The export-import woman Trade: At the World Trade Center Institute, Penelope Menzies employs her skills to connect Maryland sellers and buyers with overseas buyers and sellers.

June 03, 1996|By Jay Hancock | Jay Hancock,SUN STAFF

Penelope Menzies has the requisite credentials to run Maryland's World Trade Center Institute and help broker the state's international commerce: overseas experience, a fat Rolodex of export contacts, seven years working in Maryland trade.

But some of her best attributes, her admirers say, don't show up on a resume: Bargaining skills. Ability to drum up cash from private donors. Enthusiasm sufficient to shame a cheerleader.

Menzies joined the institute at its creation in 1989 as assistant to its first director, Lisa Nitze. The agency had little money and less furniture in its early days.

Menzies spotted a chance to get free desks and chairs from a defunct company, but they had to be picked up that day. Everybody at the institute was out of the office.

"I told her, 'It's too bad we can't take advantage of that,' " said Nitze, now executive director of Prosperity New Jersey, an economic development group.

"She said, 'Absolutely not. No problem.' She rented a pickup truck. She drove down, made friends with the warehouse guys, had them load the furniture. She drove back to the World Trade Center, made friends with the maintenance guys there, and they moved it up to the office."

Since October, Menzies has been executive director of the institute, an export-information broker, research house, educational institution and commerce matchmaker.

Maryland's export business and the institute itself have matured since the days when it lacked furniture, which is a good thing, many business people believe. As the wave of federal money that swept over the state in the 1980s continues to recede, international markets present an opportunity to make up part of the difference. Maryland businesses "have got to look outward for growth," Menzies said.

"They've got to look for exports for growth. If they've got a sound product, and they're selling pretty well here, that product will sell just as well, if not better, overseas."

The Maryland World Trade Center Institute, part of a loosely affiliated chain of more than 300 counterparts around the world, depends on government for only 24 percent of its $675,000 annual budget, down from more hefty subsidies a few years ago. The rest comes from member businesses and clients of the institute's seminars and research facilities.
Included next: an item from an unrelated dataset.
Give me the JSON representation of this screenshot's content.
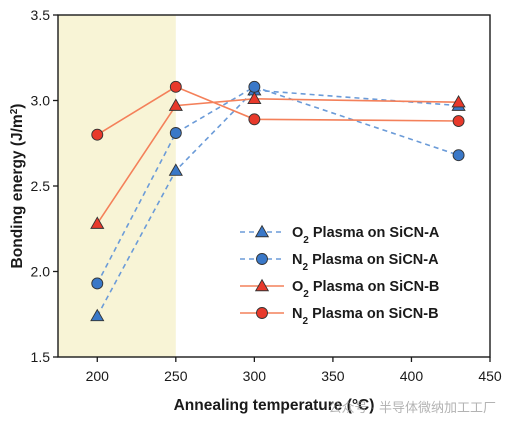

Today, the institute absorbs the Maryland International Center, another nonprofit group that focused on building the state's educational and cultural ties with other parts of the world. The move, previously announced, gives the institute sponsorship of the Governor's International Forum, a fall showcase for Maryland commerce formerly sponsored by MIC, and MIC's guide to interpreters and translators.

The merger will boost the institute's staff from six to seven and its budget by perhaps 20 percent, Menzies said. But its core mission remains: connecting Maryland buyers with overseas sellers, and vice versa. The institute receives 30 to 45 queries a week, Menzies said, from businesses seeking everything from basic trade statistics to detailed questions about, say, Indonesian tariff regulations.

"They responded very rapidly," said Charles Throckmor- ton, Asian regional manager for Ward Machinery Co., a two-year member, of a recent research job by the institute. "The data they gave me is very comprehensive."

Another recent inquiry concerned layoff laws in India, said Andrea De Leon, the institute's director of marketing and information services.

Even large manufacturers with extensive overseas experience sometimes seek help, she added. As a manufacturer, "your primary job is selling the equipment you have; your primary job is not gathering the economic data," she said.

"And then," Menzies added, "we get ones who have just woken up that morning and have said, 'Well, I'm going to try export.' In that case, we won't help them. We will send them to Howard Community College," which offers brief, elementary export courses. The institute's three-day export seminar is its most basic. Maryland sold $6.22 billion in products to international buyers last year, a 6.4 percent increase, according to the Department of Business and Economic Development.

The institute was created by Gov. William Donald Schaefer and opened its doors in 1990. After Nitze, James Hughes was its director before he left last year to become director of international trade for the state's Department of Business and Economic Development.

Menzies, 39, has been there from the start. Previously she turned a journalism degree from the University of Maryland into a public relations job at the National Geographic Society.

Her background is international. She was born and raised in Borneo and attended boarding school in England. Her father, a British water engineer, moved the family from job to job. She has lived in Turkey and Singapore, too, but has resided in the United States since 1970.

She came to the University of Maryland after her father moved to Bethesda to work for the World Bank.

Privately, some business people say that rhetoric from public officials about Maryland's chances in international commerce amounts as much to window dressing and an attempt to seem pro-active as to substance. But they're glad the World Trade Center Institute exists.

The best indication that businesses value the institute, Nitze said, is the fact that more than 200 of them are willing to pay from $350 to $1,500 in annual dues.

With Menzies' "extraordinary people skills," and Maryland's prospects, Nitze expects that number to grow.